Другие поэты идут вторым ходом, тоже ошибочным — а именно они не объясняют своих чудес, а только выдумывают их, что, конечно, просто, а потому само по себе и неправильно; ибо поэт не может доверять всему, что легко и не требует вдохновения, он должен отказываться от всего такого — это легкость прозы. Но беспрестанно продолжающееся чудо — именно поэтому вообще не чудо, а только вторая природа, менее весомая, — по причине сплошной неправильности здесь нельзя делать прекрасных исключений из правила. Собственно говоря, такое создание, противореча самому себе, принимает противоположные условия, оно смешивает чудесное материальное с чудесным идеальным, смешение как на старинных чашках — полслова, полкартинки.

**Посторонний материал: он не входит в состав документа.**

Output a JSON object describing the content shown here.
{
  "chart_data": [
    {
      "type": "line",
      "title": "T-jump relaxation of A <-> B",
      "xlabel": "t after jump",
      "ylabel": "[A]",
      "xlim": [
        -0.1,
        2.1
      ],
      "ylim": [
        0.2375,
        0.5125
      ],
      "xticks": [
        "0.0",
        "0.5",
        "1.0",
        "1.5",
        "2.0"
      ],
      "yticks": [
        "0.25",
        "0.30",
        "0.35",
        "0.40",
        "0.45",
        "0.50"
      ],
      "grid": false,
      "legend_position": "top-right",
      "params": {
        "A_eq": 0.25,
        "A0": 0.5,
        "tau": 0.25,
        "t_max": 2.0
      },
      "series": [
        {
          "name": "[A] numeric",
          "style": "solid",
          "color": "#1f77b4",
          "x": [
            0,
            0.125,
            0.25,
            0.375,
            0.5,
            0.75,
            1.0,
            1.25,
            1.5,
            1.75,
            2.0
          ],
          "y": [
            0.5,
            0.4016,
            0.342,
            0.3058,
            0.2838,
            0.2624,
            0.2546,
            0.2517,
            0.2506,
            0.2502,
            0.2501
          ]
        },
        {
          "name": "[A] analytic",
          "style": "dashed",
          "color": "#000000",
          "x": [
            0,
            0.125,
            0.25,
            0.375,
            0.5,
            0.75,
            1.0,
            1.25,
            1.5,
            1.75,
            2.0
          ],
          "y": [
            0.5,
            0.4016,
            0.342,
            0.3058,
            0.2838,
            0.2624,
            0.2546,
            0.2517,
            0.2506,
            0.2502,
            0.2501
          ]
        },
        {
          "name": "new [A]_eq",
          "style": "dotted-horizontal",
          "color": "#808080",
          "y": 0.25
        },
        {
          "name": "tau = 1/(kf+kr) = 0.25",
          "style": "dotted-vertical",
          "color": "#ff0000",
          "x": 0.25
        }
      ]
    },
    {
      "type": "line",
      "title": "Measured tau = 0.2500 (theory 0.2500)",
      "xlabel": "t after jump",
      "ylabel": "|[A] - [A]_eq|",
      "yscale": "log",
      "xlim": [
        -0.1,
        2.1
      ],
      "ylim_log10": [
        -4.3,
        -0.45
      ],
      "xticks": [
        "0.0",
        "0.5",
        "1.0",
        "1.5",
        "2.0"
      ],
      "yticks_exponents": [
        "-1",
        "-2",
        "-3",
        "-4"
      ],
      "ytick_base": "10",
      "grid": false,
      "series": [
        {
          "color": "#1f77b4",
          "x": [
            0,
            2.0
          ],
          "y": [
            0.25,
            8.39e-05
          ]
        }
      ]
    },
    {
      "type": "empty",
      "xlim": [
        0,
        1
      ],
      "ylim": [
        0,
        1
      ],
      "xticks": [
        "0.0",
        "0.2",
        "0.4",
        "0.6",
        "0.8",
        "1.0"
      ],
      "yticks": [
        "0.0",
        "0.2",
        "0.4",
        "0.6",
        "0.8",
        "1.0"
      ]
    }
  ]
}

Но есть еще и третий ход, именно высокий... выход, когда поэт и не разрушает чуда, словно богослов с его экзегезой, и не оставляет его противоестественно в пределах физического мира, но когда поэт вкладывает его в душу, где чудо только и может обитать — рядом с богом. Пусть чудо не летает как птица дня, но пусть не летает и как птица ночи, — оно летает как вечерняя бабочка. Все чудесное в «Мейстере» заключено не в механизме деревянных колес, — которые могли бы быть поотесаннее и могли бы быть стальными, — а в великолепной духовной бездне Миньон и арфиста, в бездне, к счастью, столь глубокой, что опущенные туда лестницы из целых связанных друг с другом стволов деревьев оказываются впоследствии недостаточно длинными. Поэтому лучше страх перед духами, чем призрак, лучше духовидец, чем сотня историй с привидениями[93]; не банальное физическое чудо, а вера в него, — вот что рисует ночную сцену мира духов. Я — вот тот неведомый дух, перед которым отступает в ужасе эта вера, та пропасть, перед которой, как представляется ей, она останавливается; и когда театральная декорация опускает зрителя в подземное царство, то он сам, зритель, опускается, наблюдая за опусканием.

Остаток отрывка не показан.